Dem Menschen Begegnendes ist nicht seiend, sondern während. Weder gibt es dimensionslose Raumpunkte, noch dimensionslose Zeitpunkte. Das Sprechen von Zeitpunkten stellt eine Idealisierung dar, die ihre Grenzen hat, wie schon das Sophisma des Zenon vom fliegenden Pfeil zeigt: ein fliegender Pfeil ruhe in jedem dimensionslosen Zeitpunkt in einem dimensionslosen Raumpunkt; folglich ruht er auch im Ganzen. Dieser Antinomie entgeht man, indem man dem Jetzt außer der Richtung eine Erstreckung zuordnet.

Dass die Zeit fließt, beinhaltet auch, dass wir in der Außenwelt nur Dinge erkennen, die wenigstens eine kurze Zeitspanne anwesen. Als Beispiel nenne ich das grüne Leuchten. Wenn in südlichen Gefilden der letzte Sonnenstrahl der ins Meer versinkenden Sonne ins Auge des Betrachters fällt, so ist dieser Strahl grün, denn in der Atmosphäre wird durch Brechung auch der letzte Strahl in seine Spektralfarben zerlegt, und während das blaue Licht gestreut wird (Himmelsbläue), gelangt der am zweitstärksten gebrochene grüne Strahl zuletzt ins Auge. Beobachtbar ist das grüne Leuchten nur deshalb, weil es während des Bruchteils einer Sekunde anwährt.

Ich behaupte also, alles Seiende sei Währendes. Entgegen dem Beispiel möchte ich Währendes aber nicht in Seiendes und Zeitliches zerlegen, sondern als unzerlegbaren Begriff betrachten.

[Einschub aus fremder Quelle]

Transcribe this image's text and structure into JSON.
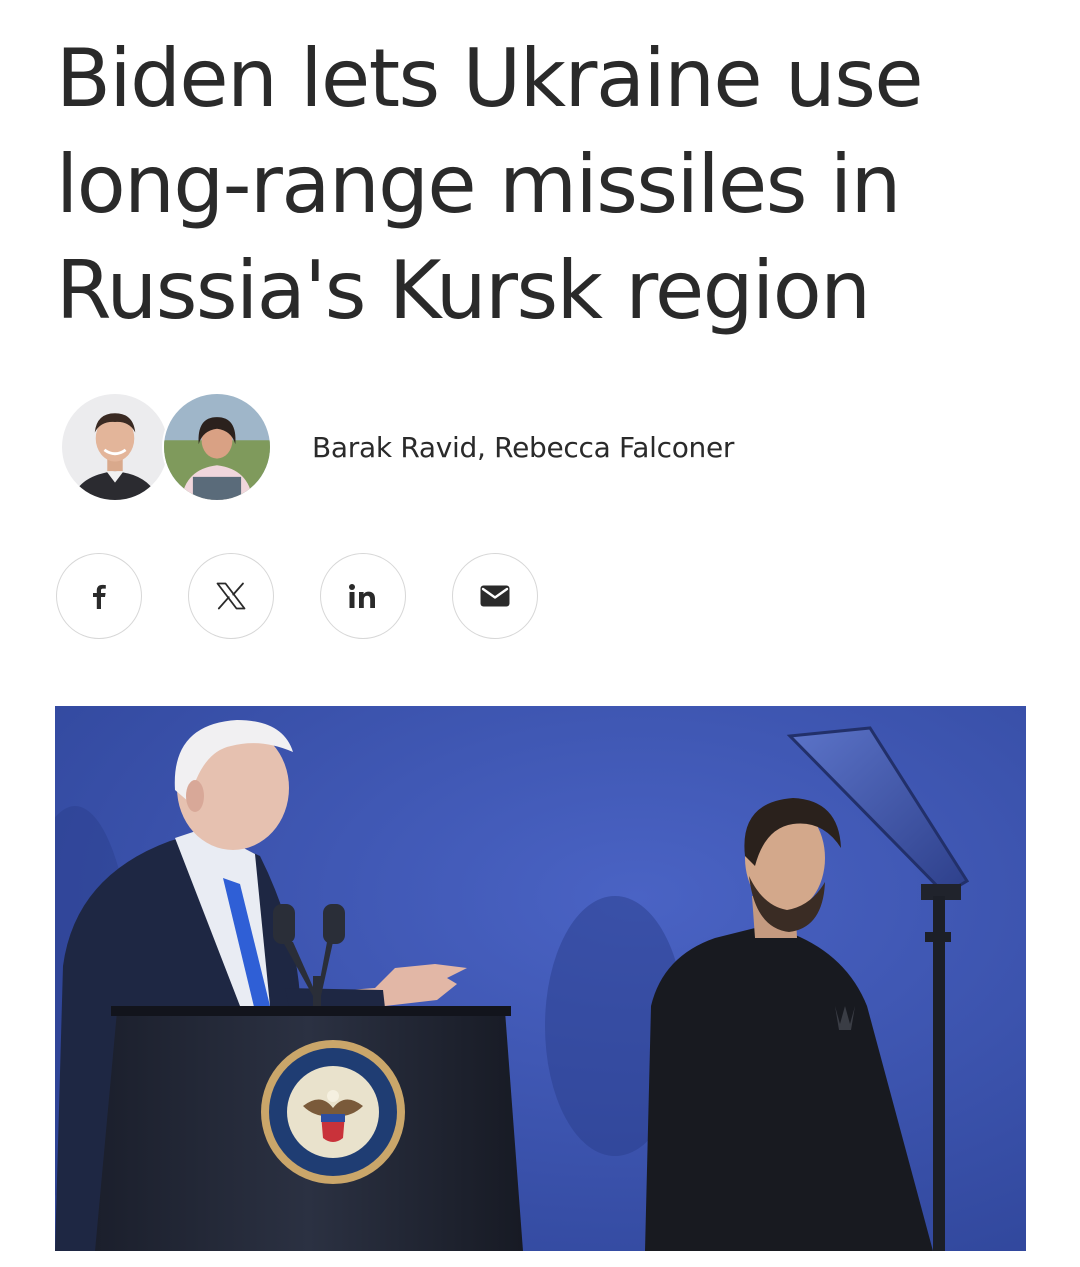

In Analogie zu Heidegger, der das Sein als Lichtung des Seienden im Menschen definiert, definiere ich die Lichtung des Währenden im Menschen als Währen. Mit dem Ausdruck Währen als Lichtung des Währenden im Menschen bin ich nicht ganz zufrieden, weil das veränderliche Seiende, im Extremfall das Verschwindende, nur schlecht durch den Ausdruck beschrieben wird.

Bezeichnet man wie die Griechen das Seiende als Anwesendes, so ist auch die Zeit enthalten, nämlich die Gegenwart. Dies ist in Übereinstimmung mit dem Währenden, sofern man der Gegenwart eine Erstreckung und eine Richtung zuordnet. Auch Heidegger sieht den Zusammenhang des Seins mit der Zeit von vornherein, indem er das Sein vor dem Horizont der Zeit betrachtet, d.h. den Sinn von Sein als Zeit voraussetzt. Ich möchte Sein und Zeit nicht erst als zwei einzelne Entitäten betrachten, denn dann ist es schwer, sie wieder zu verschmelzen.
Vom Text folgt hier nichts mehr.